The primary objective of the work presented in this chapter was to investigate and quantify how asphaltene molecules change under thermal stress. Nitrogen-protected pyrolysis of the pitch product of solvent deasphalting (SDA) was carried out in an open tube furnace, and the asphaltene samples were extracted from SDA and its thermal cracking residues based on their solubility properties. The asphaltene samples were characterized to further understand the changes that take place in asphaltenes during thermal cracking. With an increase in the operating temperature or reaction time, the asphaltene content of the thermally cracked residue experienced an increasing trend followed by a steady decline that was accompanied by a gradual increase in the yield of the insoluble toluene.
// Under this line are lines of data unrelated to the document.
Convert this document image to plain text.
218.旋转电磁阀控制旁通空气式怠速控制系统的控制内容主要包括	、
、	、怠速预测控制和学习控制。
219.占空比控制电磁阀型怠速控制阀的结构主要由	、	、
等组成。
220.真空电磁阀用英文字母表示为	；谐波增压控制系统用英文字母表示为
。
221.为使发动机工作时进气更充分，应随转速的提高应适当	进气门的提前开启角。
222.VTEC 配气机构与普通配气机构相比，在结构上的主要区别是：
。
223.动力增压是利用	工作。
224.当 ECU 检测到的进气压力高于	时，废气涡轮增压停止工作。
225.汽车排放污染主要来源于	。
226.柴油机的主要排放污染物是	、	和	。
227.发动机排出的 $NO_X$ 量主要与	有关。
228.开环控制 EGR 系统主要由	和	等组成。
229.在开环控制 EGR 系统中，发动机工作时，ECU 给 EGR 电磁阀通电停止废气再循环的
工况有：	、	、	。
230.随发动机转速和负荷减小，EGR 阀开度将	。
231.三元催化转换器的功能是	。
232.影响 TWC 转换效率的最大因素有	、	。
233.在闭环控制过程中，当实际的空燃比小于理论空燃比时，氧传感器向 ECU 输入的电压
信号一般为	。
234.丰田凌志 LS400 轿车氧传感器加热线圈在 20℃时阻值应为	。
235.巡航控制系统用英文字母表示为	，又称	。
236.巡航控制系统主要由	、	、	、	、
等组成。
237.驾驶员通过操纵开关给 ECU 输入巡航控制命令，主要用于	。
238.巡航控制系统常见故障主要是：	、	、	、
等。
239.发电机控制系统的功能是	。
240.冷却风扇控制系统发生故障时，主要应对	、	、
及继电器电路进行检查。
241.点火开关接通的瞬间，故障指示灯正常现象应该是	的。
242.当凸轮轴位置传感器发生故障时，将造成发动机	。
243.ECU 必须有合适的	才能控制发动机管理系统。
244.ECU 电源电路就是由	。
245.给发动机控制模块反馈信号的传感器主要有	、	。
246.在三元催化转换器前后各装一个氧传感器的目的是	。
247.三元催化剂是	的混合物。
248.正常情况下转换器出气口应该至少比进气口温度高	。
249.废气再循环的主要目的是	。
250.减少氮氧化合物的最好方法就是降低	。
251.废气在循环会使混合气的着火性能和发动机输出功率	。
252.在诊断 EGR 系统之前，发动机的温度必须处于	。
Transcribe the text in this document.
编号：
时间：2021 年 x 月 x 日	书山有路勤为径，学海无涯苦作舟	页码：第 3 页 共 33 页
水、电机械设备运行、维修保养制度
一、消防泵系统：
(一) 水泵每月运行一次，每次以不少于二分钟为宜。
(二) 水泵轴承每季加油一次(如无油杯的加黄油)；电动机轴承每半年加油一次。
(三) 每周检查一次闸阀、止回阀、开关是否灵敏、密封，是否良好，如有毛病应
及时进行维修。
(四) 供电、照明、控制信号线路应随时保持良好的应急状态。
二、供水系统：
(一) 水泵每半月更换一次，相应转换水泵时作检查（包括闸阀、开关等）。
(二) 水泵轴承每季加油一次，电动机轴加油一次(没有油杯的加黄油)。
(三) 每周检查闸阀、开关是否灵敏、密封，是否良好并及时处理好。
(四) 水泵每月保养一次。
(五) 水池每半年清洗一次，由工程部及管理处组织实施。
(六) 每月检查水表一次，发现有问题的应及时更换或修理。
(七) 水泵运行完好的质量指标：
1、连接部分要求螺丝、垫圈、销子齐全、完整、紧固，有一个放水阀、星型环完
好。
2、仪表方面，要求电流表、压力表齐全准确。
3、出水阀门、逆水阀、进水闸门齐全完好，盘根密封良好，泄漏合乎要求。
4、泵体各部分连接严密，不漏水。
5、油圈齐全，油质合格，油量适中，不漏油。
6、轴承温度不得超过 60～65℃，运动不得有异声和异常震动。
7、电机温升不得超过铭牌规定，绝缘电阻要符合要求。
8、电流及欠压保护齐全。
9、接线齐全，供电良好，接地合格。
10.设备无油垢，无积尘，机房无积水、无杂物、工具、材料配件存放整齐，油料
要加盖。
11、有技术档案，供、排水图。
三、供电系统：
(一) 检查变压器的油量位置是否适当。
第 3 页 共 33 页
The atomic mole ratio n(H)/n(C) decreased significantly from approximately 1.0569 to 0.6618. A comparison between asphaltenes from thermal treatment and SDA was conducted using infrared data analysis to distinguish the aromaticity changes. On the other hand, the aromaticity index (IAr = I3047/(I3047+I2918)) increased from the 0.021 to 0.097 with a slight decrease of intensity ratio in the CH2/CH3 of the asphaltene molecules, which indicates that thermal treatment promotes the aromaticity of asphaltene. This conclusion was further proved by the weak growth of the D/G ratio (height) during Raman analysis. In addition, the surface of the asphaltene was successfully characterized as a function of the agglomerate particles, numerous porous structures, and smooth surfaces using scanning electron microscopic imaging.